🤖 AI Summary
Dense retrievers suffer from limited performance on entity-centric queries due to insufficient prior knowledge of low-frequency entities. To address this, we propose a knowledge-augmented retrieval framework that requires no retraining: it dynamically integrates entity information from external knowledge bases via a context-entity cross-attention mechanism and introduces a plug-and-play dynamic entity embedding module enabling real-time injection of new knowledge. Built upon the BERT/bge-base architecture, our approach preserves model lightweightness and deployment efficiency.

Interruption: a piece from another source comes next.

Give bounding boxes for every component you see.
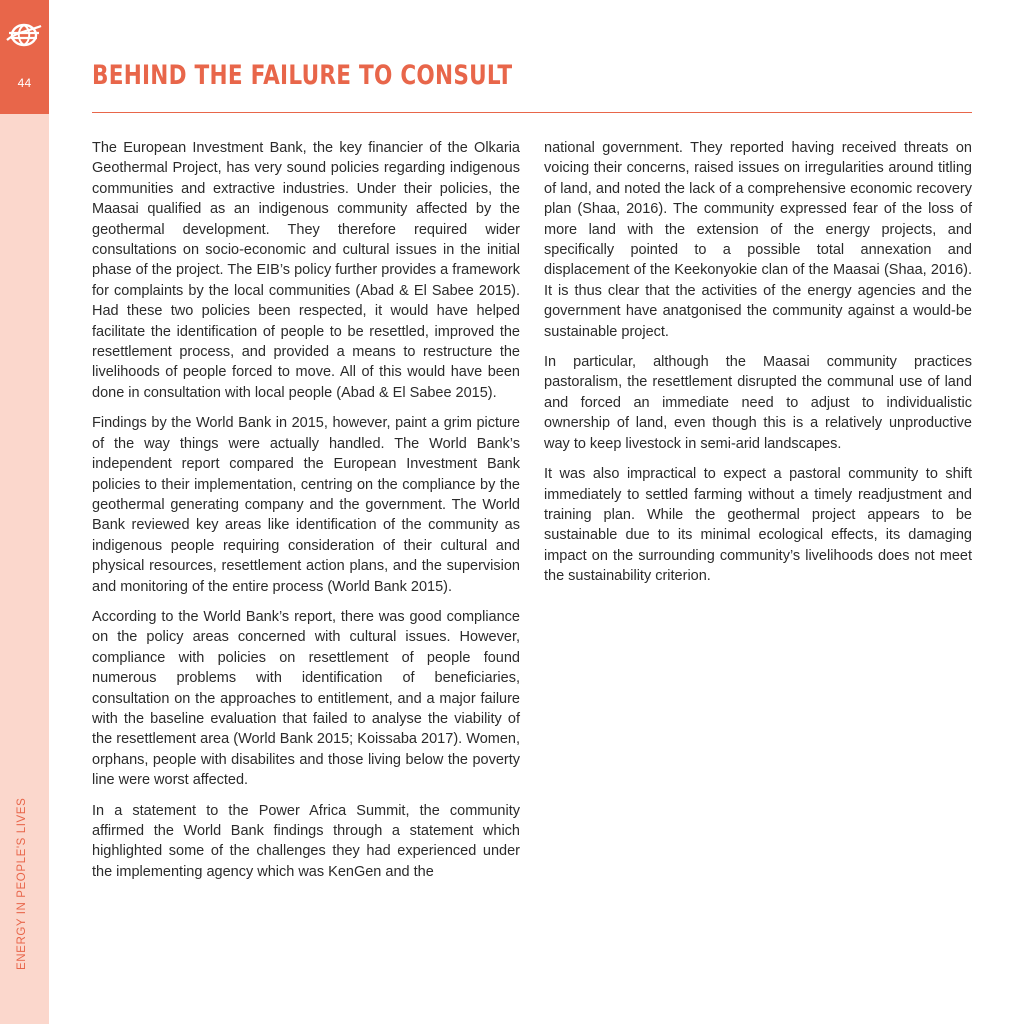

Extensive evaluation on EntityQuestions, WebQs, and TREC-QA demonstrates significant improvements—particularly a 12.6% gain in Recall@20 on EntityQuestions—and achieves state-of-the-art results among models of comparable size on two benchmarks. The method notably enhances recall and generalization for queries involving low-frequency entities.
📝 Abstract
Dense retrievers often struggle with queries involving less-frequent entities due to their limited entity knowledge. We propose the Knowledgeable Passage Retriever (KPR), a BERT-based retriever enhanced with a context-entity attention layer and dynamically updatable entity embeddings. This design enables KPR to incorporate external entity knowledge without retraining. Experiments on three datasets show that KPR consistently improves retrieval accuracy, achieving a substantial 12.6% gain on the EntityQuestions dataset over the model without KPR extensions. When built on the off-the-shelf bge-base retriever, KPR achieves state-of-the-art performance among similarly sized models on two datasets. Code and models will be released soon.